Rihanna fa causa a Topshop

Il colosso lowcost ha messo in vendita una t-shirt con l’immagine della cantante senza aver chiesto il consenso, Rihanna chiede un risarcimento di 5 milioni di dollari


Rihanna ha fatto causa al colosso lowcost Topshop perché ha messo in vendita una t-shirt con l’immagine della cantante senza aver chiesto il consenso.

E’ stata rappresentata dallo studio legale Reed Smith che aveva chiesto molte volte di ritirare la t-shirt dal mercato britannico dato che la legge inglese non protegge gli artisti e le foto vengono acquistate senza pagare i diritti.

La cantante ha già sborsato di tasca sua quasi 1 milione di dollari per le parcelle legali dato che si è affidata allo studio legale più blasonato di tutta l’Inghilterra e ha chiesto come risarcimento ben 5 milioni di dollari.

Pare che il team di Rihanna abbia provato a trovare un accordo per parecchi mesi ma l’azienda ha proposto come risarcimento solo 5 mila dollari non riuscendo neanche a far ritirare dal mercato la maglietta.

I rumors la volevano in procinto di collaborare con Tophop ma le voci si sono affievolite nel momento in cui è diventata stilista per il diretto avversario, River Island.

La t-shirt in questione, con l’immagine della popstar è tratta dal video video “We Found Love” ed stata un dei best sellers della scorsa stagione.
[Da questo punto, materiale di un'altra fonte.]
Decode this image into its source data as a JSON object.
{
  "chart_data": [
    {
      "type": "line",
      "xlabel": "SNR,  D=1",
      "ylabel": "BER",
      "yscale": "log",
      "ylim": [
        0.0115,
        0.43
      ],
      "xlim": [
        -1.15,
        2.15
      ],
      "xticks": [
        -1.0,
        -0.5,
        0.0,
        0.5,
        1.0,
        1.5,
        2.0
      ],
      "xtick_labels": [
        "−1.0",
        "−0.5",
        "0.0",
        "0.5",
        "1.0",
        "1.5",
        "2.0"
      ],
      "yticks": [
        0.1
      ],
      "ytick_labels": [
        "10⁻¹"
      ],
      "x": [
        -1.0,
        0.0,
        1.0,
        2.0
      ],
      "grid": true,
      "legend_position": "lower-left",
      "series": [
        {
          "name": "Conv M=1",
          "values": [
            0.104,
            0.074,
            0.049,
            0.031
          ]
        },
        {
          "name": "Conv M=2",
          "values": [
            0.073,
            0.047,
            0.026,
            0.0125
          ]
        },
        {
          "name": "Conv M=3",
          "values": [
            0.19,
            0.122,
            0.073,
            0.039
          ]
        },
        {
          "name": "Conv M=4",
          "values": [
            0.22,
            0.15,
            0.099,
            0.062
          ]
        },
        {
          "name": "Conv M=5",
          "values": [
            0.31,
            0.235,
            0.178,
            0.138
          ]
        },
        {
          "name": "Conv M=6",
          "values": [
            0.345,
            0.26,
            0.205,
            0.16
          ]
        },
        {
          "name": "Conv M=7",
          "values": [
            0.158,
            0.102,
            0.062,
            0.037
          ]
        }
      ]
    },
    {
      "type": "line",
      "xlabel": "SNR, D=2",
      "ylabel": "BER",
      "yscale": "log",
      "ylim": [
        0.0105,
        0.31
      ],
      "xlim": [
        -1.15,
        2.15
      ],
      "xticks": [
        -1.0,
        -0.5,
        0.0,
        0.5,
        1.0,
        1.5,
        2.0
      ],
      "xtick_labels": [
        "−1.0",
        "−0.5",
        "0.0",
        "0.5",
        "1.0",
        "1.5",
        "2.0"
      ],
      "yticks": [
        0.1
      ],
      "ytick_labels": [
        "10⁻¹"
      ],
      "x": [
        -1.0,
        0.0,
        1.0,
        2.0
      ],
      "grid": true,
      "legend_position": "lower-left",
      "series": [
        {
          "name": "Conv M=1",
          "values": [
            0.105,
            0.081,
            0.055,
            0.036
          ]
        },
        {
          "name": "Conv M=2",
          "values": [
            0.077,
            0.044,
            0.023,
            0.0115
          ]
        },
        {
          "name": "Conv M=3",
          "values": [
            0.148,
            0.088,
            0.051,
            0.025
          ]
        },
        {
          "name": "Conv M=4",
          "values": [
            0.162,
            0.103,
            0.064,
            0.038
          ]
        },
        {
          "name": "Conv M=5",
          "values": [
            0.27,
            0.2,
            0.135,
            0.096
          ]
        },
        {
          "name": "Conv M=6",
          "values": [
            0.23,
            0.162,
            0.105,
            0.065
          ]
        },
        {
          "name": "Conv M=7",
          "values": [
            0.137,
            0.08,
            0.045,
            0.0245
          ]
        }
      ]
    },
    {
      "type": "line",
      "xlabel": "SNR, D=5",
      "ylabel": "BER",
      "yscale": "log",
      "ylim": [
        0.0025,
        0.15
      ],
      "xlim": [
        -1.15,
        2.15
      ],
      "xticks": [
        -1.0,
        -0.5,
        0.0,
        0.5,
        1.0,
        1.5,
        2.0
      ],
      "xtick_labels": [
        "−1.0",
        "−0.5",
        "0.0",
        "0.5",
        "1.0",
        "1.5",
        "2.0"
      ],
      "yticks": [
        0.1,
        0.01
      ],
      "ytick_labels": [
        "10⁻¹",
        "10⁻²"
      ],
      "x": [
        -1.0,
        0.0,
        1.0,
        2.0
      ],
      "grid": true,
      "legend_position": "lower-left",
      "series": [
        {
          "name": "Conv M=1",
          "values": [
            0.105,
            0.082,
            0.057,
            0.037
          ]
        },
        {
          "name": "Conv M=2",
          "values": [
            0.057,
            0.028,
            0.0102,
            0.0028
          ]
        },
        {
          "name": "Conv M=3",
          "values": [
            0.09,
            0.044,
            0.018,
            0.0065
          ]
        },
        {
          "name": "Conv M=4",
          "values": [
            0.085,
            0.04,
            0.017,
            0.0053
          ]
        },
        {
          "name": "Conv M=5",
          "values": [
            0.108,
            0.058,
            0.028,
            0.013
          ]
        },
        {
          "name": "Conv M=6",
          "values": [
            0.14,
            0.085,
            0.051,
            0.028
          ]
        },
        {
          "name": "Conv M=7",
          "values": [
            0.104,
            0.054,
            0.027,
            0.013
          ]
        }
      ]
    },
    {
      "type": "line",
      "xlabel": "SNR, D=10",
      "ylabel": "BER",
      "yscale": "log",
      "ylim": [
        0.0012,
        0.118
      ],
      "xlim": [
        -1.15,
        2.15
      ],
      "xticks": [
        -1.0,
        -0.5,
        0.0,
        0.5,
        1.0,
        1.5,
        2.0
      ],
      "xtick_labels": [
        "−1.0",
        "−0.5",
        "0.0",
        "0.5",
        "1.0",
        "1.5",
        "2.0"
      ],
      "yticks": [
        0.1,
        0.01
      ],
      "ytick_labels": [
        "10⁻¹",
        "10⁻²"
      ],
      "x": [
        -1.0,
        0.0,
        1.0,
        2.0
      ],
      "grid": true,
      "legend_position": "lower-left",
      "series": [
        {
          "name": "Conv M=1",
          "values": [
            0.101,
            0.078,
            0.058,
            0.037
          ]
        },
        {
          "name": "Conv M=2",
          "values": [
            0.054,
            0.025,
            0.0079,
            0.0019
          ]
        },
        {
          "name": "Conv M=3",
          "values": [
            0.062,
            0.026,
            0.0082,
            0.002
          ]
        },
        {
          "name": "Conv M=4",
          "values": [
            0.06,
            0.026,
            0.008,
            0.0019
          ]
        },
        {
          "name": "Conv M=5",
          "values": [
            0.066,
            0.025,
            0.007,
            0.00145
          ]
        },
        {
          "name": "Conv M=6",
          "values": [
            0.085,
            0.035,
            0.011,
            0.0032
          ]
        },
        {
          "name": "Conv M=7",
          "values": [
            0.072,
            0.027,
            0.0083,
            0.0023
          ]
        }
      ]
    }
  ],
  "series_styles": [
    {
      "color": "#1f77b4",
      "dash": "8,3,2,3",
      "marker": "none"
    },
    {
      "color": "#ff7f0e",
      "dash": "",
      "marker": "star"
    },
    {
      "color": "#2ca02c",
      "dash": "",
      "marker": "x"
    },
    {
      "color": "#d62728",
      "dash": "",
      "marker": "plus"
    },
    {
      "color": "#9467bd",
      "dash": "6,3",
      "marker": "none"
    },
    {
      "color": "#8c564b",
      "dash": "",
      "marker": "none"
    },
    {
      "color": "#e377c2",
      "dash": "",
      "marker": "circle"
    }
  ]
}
Topshop ha risposto ai legali della cantante dicendo che non erano interessati a ritirare il prodotto e che continueranno a sfruttare la sua immagine. Delle fonti fanno sapere: «La cosa che Rihanna ha trovato più offensiva è il fatto che le abbiano praticamente detto: “Vai al diavolo, non ce ne frega niente, continueremo a sfruttare la tua immagine”». (s.z.)